• Sonuç bulunamadı

3. BÖLÜM

3.2. LİTERATÜR TARAMASI

3.2.1. Modelde Yer Alacak Değişkenler İle İlgili Çalışmalar

Literatürde, bu çalışmada yer alacak CDS primleri, tahvil faizleri, para swaplarının birbirleriyle ve farklı değişkenler ile ilişkisini içeren birçok çalışma bulunmaktadır.

Neftci, Santos ve Lu (2003) çalışmalarında, 5 yıllık CDS primleri ile gösterge tahvil faiz oranı arasındaki ilişkiyi incelemişlerdir. Arjantin, Brezilya ve Rusya ülkelerinin verileri üzerinden yapılan çalışmada, CDS primlerinin finansal krizleri tahmin etme konusunda, tahvil primlerinden daha faydalı bir gösterge olduğunu ortaya koymuşlardır.

Cha-Lau (2003) tarafından yapılan çalışmada, tahvil, CDS ve hisse senedi arasındaki denge fiyat araştırılmıştır. Elde edilen bulgulara göre; Bulgaristan, Brezilya, Rusya Venezuela ve Kolombiya’da tahvil primleri ve CDS arasında anlamlı ve güçlü bir ilişki mevcuttur. Diğer taraftan Türkiye’nin de dahil olduğu diğer ülkelerde anlamlı bir ilişki bulunamamıştır.

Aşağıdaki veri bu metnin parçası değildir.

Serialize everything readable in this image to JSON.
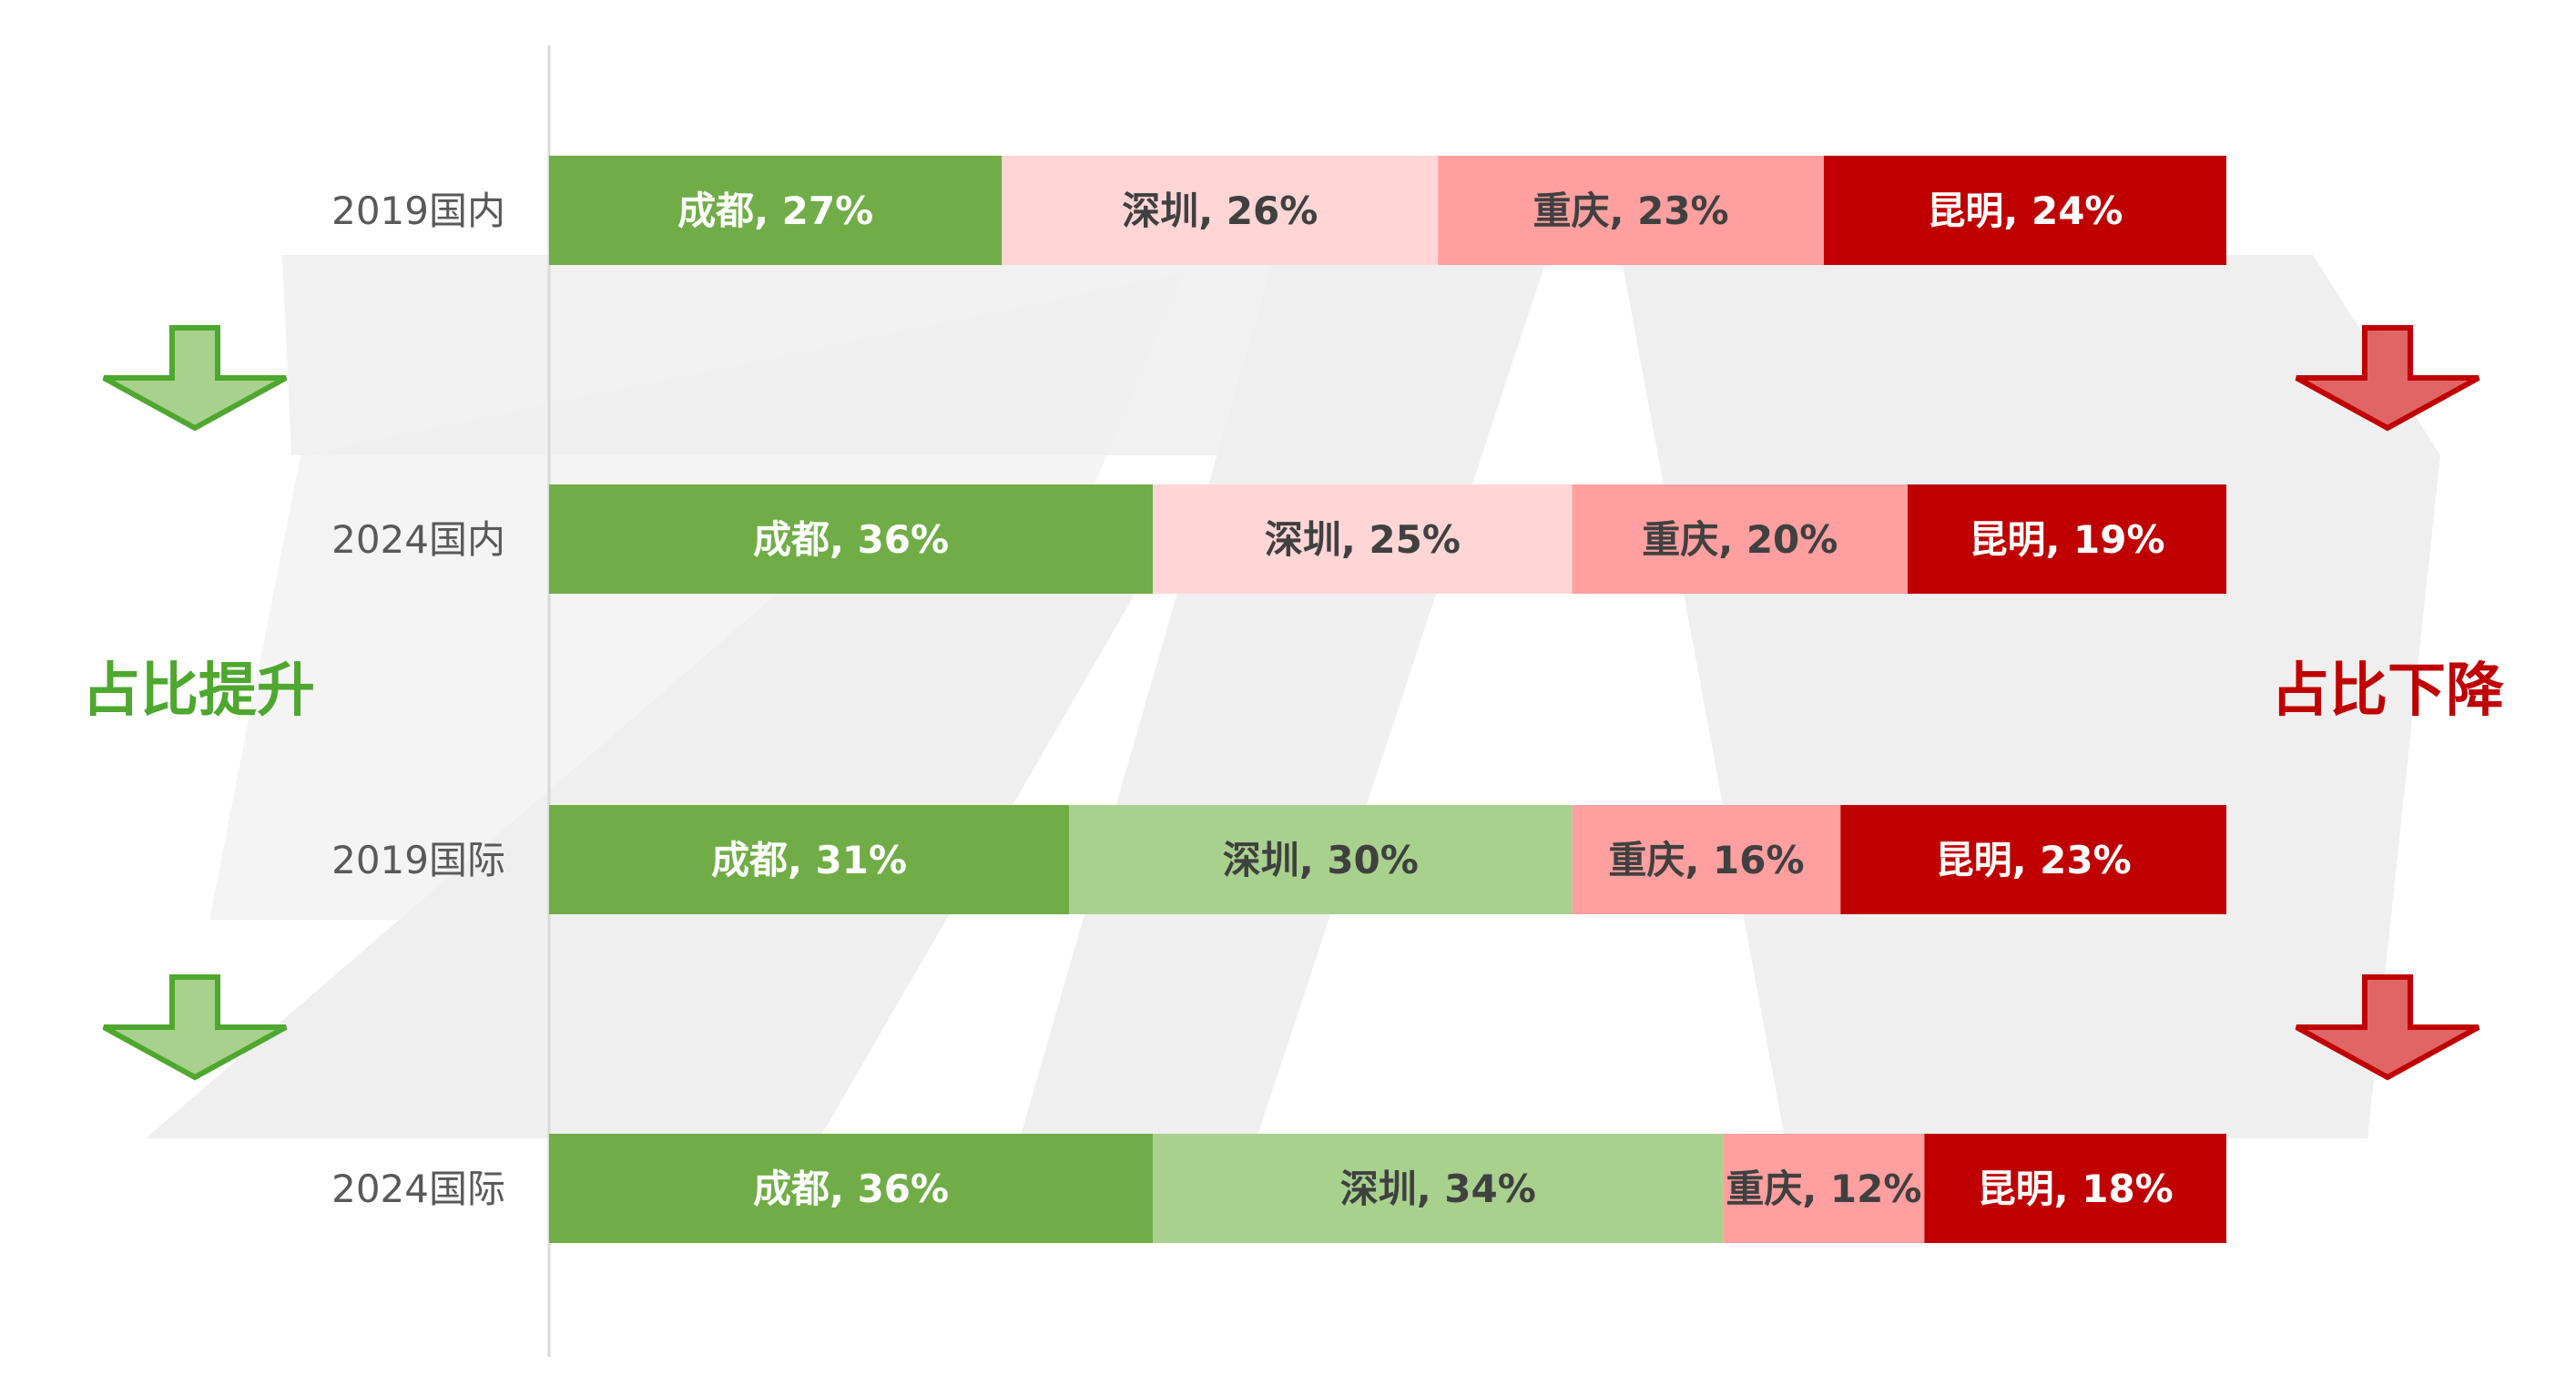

Carey ve Nini (2004), Avrupa ve ABD sendikasyon kredileri üzerindeki spreadleri karşılaştırmaktadır. Avrupa, çeşitli faktörleri kontrol ettikten sonra, yayılmanın ABD piyasalarından önemli ölçüde daha küçük olduğunu ve bu durumun kredi piyasalarının entegrasyonunun yetersiz olduğunu göstermektedir.

Arping (2004)’in, borç verme ilişkisi ve kredi koruması üzerine gerçekleştirilen çalışmada, kredi türevlerinin borçlu şirketin iyi niyetli olmaması durumunda temerrüde düşmeye ya da tasfiye yoluna giderek muhtemel zararlara karşı borç verenler açısından koruma sağladığı, dolayısıyla borç veren taraf ile şirket yöneticilerinin amaçlarının benzeştiği ve borç verenlerin şirket yönetiminde etkinliğinin arttığını ortaya koymuştur.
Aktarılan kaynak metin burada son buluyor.